Premier League

Concussion substitutes in the Premier League: What are they and how are they used?

Premier League clubs are trialling concussion substitutions, which are being implemented in a bid to aid long-term player health

 
8:19pm on Monday 22nd February 2021
By
Robin Bairner

When Arsenal's Rob Holding went off during his side's 1-0 loss to Manchester City at the Emirates Stadium, he made history as the first player in the Premier League to be replaced via a concussion substitution.

There were around 10 minutes of the encounter remaining when he was caught on the head by Joao Cancelo's studs.

After a brief period of treatment, Arsenal brought David Luiz into the fray, making the Brazilian the first player to be introduced via the law in the league.

It proved to be a wise decision as Holding was confirmed to have concussion the following day and was forced to miss some training as a result.

"That's what they told me," manager Mikel Arteta confirmed. "He will miss a few days I think."

Previously, West Ham had taken advantage of the law in an FA Cup tie to substitute Issa Diop.

What are concussion substitutions?

Concussion substitutes have been introduced in a bid to stop clubs taking undue risks with players who have head injuries. There are concerns that footballers have played when concussed, and there are fears for their long-term health as a result.

With concussion substitutes available, clubs are given another two potential changes to use over the course of a match if a player is suffering from suspected concussion.

It is up to the discretion of club doctors to decide whether a player falls under this category.

What is concussion?

According to the NHS: “Concussion is a temporary injury to the brain caused by a bump, blow or jolt to the head.

“It usually only lasts up to a few days or weeks, although it sometimes needs emergency treatment and some people can have longer-lasting problems.

“It's important to avoid head injuries as repeated concussions or blows to the head have been linked to serious problems, including a brain condition called chronic traumatic encephalopathy.”

What happens when a concussion substitute is made?

The process for a concussion substitute to be made is slightly different to the normal substitution procedure. Instead of the usual white form handed to the fourth official, clubs will use a green form, indicating the difference between the types of change.

These players are permanently removed from the game.

Additionally, it should be noted that if a concussion substitute is made, the opposition are given one additional change.

For example, if Arsenal had used one concussion substitute against Aston Villa, the Birmingham side would have been given an additional change to make on top of their usual three.

Do clubs have to make a concussion substitute when a player has a head knock?

Although clubs are compelled to take players suffering from a head injury off, they do not necessarily have to use one of their concussion substitutes to do this.

Why would they not? Simply because it would offer their opponents a chance to use that additional substitute.

Let’s use the Aston Villa v Arsenal example again. If a Villa player suffered a suspected concussion after 85 minutes, they would be granted the opportunity to change them. Of course, if they had used their full complement of substitutes, they would have to dip into their concussion change pool, but if they had only used two of their regular changes, the player could be brought off in that manner.

By using a regular substitution, Villa would be depriving their opponents of having the luxury of making an additional change.

Who was the first to use a concussion substitute?

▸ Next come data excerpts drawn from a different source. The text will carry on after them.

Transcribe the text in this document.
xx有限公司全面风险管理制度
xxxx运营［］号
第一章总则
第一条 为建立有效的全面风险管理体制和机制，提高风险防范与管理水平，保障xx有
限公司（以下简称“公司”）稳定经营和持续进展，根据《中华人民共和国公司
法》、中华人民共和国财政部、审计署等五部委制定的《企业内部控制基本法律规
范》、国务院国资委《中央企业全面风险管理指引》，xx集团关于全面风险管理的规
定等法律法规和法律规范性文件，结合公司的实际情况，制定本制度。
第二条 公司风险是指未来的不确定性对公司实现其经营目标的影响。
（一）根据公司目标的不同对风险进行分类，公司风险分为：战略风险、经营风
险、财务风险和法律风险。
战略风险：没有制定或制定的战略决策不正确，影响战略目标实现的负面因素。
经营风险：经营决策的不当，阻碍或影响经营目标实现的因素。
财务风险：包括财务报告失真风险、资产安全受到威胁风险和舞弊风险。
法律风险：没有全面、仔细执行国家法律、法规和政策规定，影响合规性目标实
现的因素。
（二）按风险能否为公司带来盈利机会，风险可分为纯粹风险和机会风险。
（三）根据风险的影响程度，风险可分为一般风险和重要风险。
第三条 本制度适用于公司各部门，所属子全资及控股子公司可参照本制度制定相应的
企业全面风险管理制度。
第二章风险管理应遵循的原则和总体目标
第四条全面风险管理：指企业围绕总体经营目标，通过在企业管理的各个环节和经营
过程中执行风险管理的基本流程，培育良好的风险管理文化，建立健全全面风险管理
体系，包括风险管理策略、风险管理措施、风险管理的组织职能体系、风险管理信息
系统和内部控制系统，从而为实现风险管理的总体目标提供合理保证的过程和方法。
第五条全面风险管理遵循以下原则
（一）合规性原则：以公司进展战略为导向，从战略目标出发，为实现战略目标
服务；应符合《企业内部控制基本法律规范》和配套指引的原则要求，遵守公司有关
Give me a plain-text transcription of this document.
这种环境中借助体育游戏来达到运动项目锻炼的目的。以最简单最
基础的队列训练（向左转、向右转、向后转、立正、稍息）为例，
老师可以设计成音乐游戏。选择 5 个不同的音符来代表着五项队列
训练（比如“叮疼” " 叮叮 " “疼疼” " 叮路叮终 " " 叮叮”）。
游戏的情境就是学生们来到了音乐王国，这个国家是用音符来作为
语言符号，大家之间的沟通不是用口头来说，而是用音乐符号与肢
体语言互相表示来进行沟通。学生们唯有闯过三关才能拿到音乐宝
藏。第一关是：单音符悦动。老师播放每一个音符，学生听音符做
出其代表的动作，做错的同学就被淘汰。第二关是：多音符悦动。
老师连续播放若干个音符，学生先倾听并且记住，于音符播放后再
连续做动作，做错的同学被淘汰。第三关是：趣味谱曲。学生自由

The first concussion substitution has taken place in England during an FA Cup tie between Man Utd and West Ham at Old Trafford.

Towards the end of the first half, Issa Diop and Anthony Martial were involved in a nasty clash of heads during a corner-kick which left both players on the floor needing medical attention.

Martial was able to continue, but Diop showed signs of concussion and was subsequently replaced at half-time by Ryan Fredericks.

Diop himself was already a substitute, having entered the action early in the first half when Angelo Ogbonna suffered an injury.

The West Ham Twitter feed confirmed that the Diop substitution was due to concussion, which meant that it did not count in their usual substitute allocation.

However, Diop was allowed to play on for seven minutes of action before being taken off at half-time, which, according to some, presents the first failure of the new ruling.

How long does the concussion substitute trial last?

The Premier League will trial these changes until at least the end of the 2020/21 season. It can be extended until the end of the 2021/22 campaign, however.

Why are concussion substitutes only in the Premier League and FA Cup?

It is important to stress that this is only a trial and not yet a permanent law of the game. The Premier League is the only major league taking part in this trial, although less celebrated competitions are testing it. It is also being tested in the FA Cup.

One of the reasons that Premier League clubs are doubtless so keen to implement it is because they are one of the few major competitions in which there are only three substitutes permitted this season.